The first talk of the second day was fear for every manager, a proposition to delete test scripts that do not bring any value to a project.
This talk Should we just… delete it?! was given by João Proença. I met him at EuroTestConf 2018. I enjoy software testing conversations with people who have, just like me, UTF-8 characters as part of their name. You can catch this talk at the original TestBash that will be held in Brighton.
João started with an explanation of why we are all afraid to delete tests or production codes that do not bring value to the project. We got two questions:
Group A has a 100% chance to get 900 EUR, and Group B has 90% of getting 1000 EUR and 10% of getting 0 EUR. What is your choice?
The majority of the audience chose Group A.
Group A has a 100% chance to pay out 900 EUR, and Group B has a 10% chance to pay out 0 EUR and a 90% chance to pay out 1000 EUR.
The majority of the audience chose Group B. The reason is Loss Aversion:
In cognitive psychology and decision theory, loss aversion refers to people’s tendency to prefer avoiding losses to acquiring equivalent gains: it is better to not lose $5 than to find $5 [Wikipedia].
Our decisions are biased for various reasons.
The IKEA effect is a cognitive bias in which consumers place a disproportionately high value on products they partially created [Wikipedia].

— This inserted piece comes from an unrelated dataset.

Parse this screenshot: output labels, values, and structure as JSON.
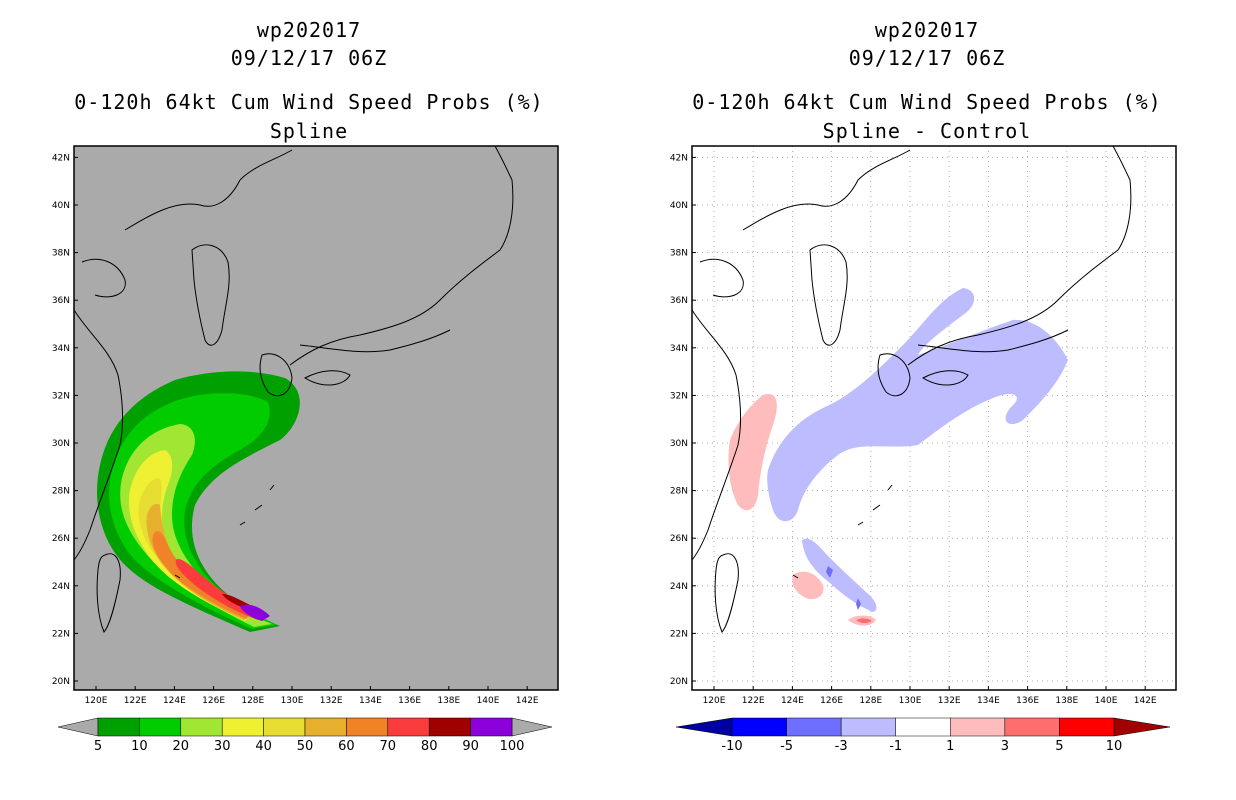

In economics and business decision-making, a sunk cost (also known as retrospective cost) is a cost that has already been incurred and cannot be recovered [Wikipedia].
In psychology and behavioral economics, the endowment effect (also known as divestiture aversion and related to the mere ownership effect in social psychology) is the finding that people are more likely to retain an object they own than acquire that same object when they do not own it [Wikipedia].
Do you still found your manager guilty for not allowing you to delete those test scripts?
João then make a case on how to calculate value vs. cost of existing test scripts, so you could make a business decision based on evidence.
Test script cost could be divided:
The infrastructure feedback loop is an important metric that defines value. To try to determine maintain cost, we ask the following questions:
- What we check with test scripts?
- Do we have redundancy?
- On what level do we test, unit, integration, e2e?
- Do we have flaky tests?
- How often we update the golden master?
- What is the time spent to fix the test script?
We also need to do a risk analysis. You use the following equation:
Risk = Impact x Probability
It is important to be aware that probability changes over time:
- Feature lifecycle
- Product history
- Tech evolves
There are test scripts alternatives:
- Monitor (Observability)
- Dogfooding (use your own product in beta)
And in the end, we got following the delete traceability matrix:
There was time for Q&A. I asked does he have any experience in automating test/feature traceability. His team is using custom code tags, which they put manually to create traceability. Then, traceability is automated.
When you start a new feature, first start with risk analysis. Risk storming is one example of how to do it.